The vincity of our case studies
Across the patterns documented in this series, the vincity values track exactly the per-acre productivity values reported in the parcel data. Here is the score, smallest to largest:
0.23
Savannah Hwy
West Ashley auto strip
post-1950
0.39
Elliotborough
Eastern half of CENA
mid-19th century
0.50
Strong Towns min
Marohn / Urban3
fiscal threshold
0.61
Walled City
Charleston, 1704
incl. alleys
1.83
Savannah, GA
Oglethorpe wards, 1733
designed for connectivity
Read the row from left to right. The auto strip is well below the Strong Towns minimum. Elliotborough — a 19th-century working-class extension of the historic peninsula — sits just below the threshold. The walled city, woven over a century with its dense alley network, comfortably exceeds it. Savannah, Georgia — purpose-built for connectivity by James Oglethorpe in 1733 — is more than three times the recommended minimum and remains, three centuries later, one of the most economically valuable acres in the American South.
Vincity is not a measure of taste. It is a measure of how the network was designed — and what kind of value the network can hold.
Why it tracks value
The correlation between vincity and per-acre property tax revenue is too tight to be accidental. The mechanisms by which they're related, however, are worth naming explicitly — because each one is a separate lever a city has to pull.
1
Frontage economics
More intersections mean more corner lots. Corner lots are the most valuable retail real estate in any walkable district because two streets of pedestrian traffic feed each storefront. High vincity multiplies that effect.
2
Block geometry
Small blocks force taller, deeper, more efficient buildings. A 600-foot suburban block accommodates strip-mall buildings with parking out front. A 200-foot historic block forces a four-story mixed-use building wall to wall. The smaller block produces more building per acre.
3
Route diversity
More intersections mean more ways to get from A to B. Pedestrians, cyclists, and emergency vehicles all benefit. Traffic distributes across many small streets instead of concentrating on a few large arterials. The neighborhood becomes more walkable and less stressful — both of which are priced into property values.
4
Social capital
Jane Jacobs's original point. Frequent intersections mean frequent chance encounters, mixed uses, "eyes on the street." Higher vincity produces more of what Jacobs called the intricate sidewalk ballet — the social texture that turns proximity into community. That texture has economic consequences, even if they don't fit on a balance sheet.

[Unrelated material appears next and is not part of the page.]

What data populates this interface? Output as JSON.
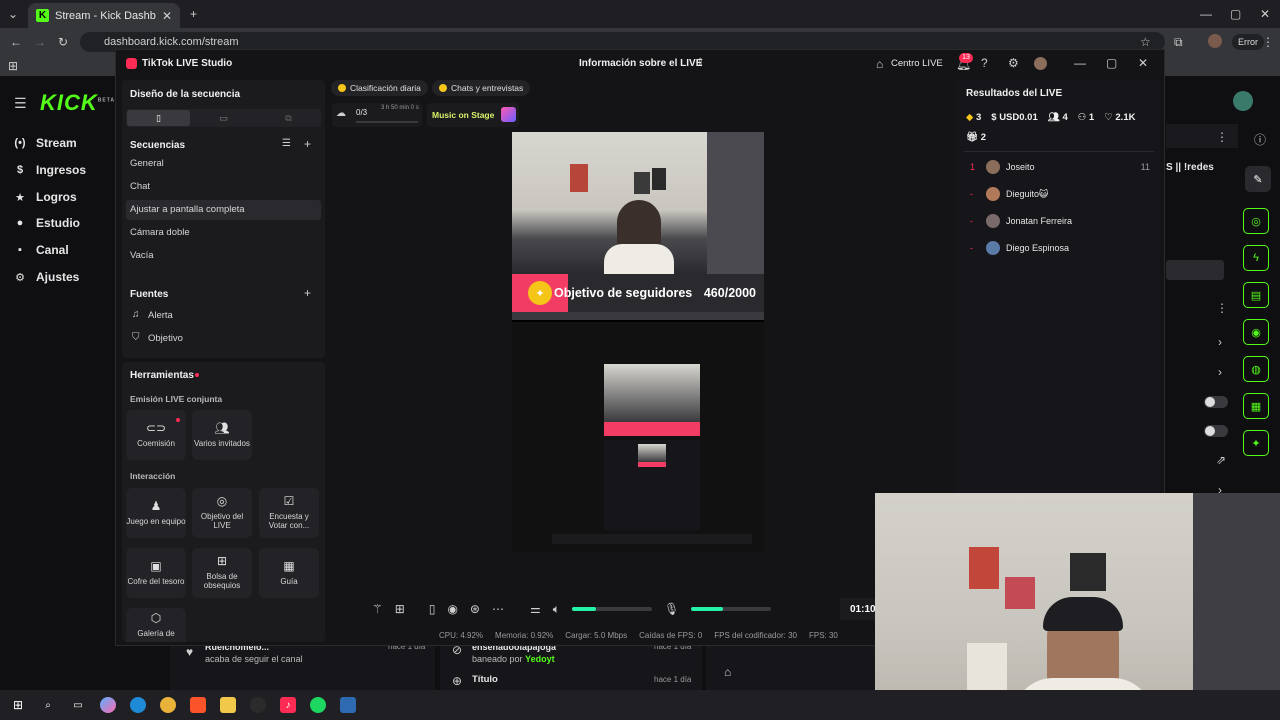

The Elliotborough question
The numbers above raise an obvious question. Elliotborough sits at 0.39 — below the Strong Towns minimum of 0.50 — and yet the parcel data show it generating $149,000 per acre per year in property tax. That's more than 24 times what the Savannah Highway strip produces. How does a sub-threshold vincity neighborhood pay its way that well?
Three contributing factors. First, Elliotborough sits adjacent to and shares infrastructure with the walled city — its residents can walk to a network well above the threshold. Second, the missing intersections are predominantly missing alleys; Vince Graham's manual count of historic Charleston's alley network suggests a similar mid-19th-century alley density that has been lost to OSM mapping or to physical erasure. Third, the Upper King Street corridor concentrates commercial value into a narrow band; the rest of the neighborhood can be slightly coarser without sacrificing the overall fiscal output.
The interesting implication: if Elliotborough's vincity were brought back up to the walled city's 0.61 — by reactivating lost alleys, formalizing existing service ways, or breaking up a few of the longest blocks — the productivity multiplier could compound. Even small block-scale interventions reliably increase per-acre value. The neighborhood's structural weakness is also its structural opportunity.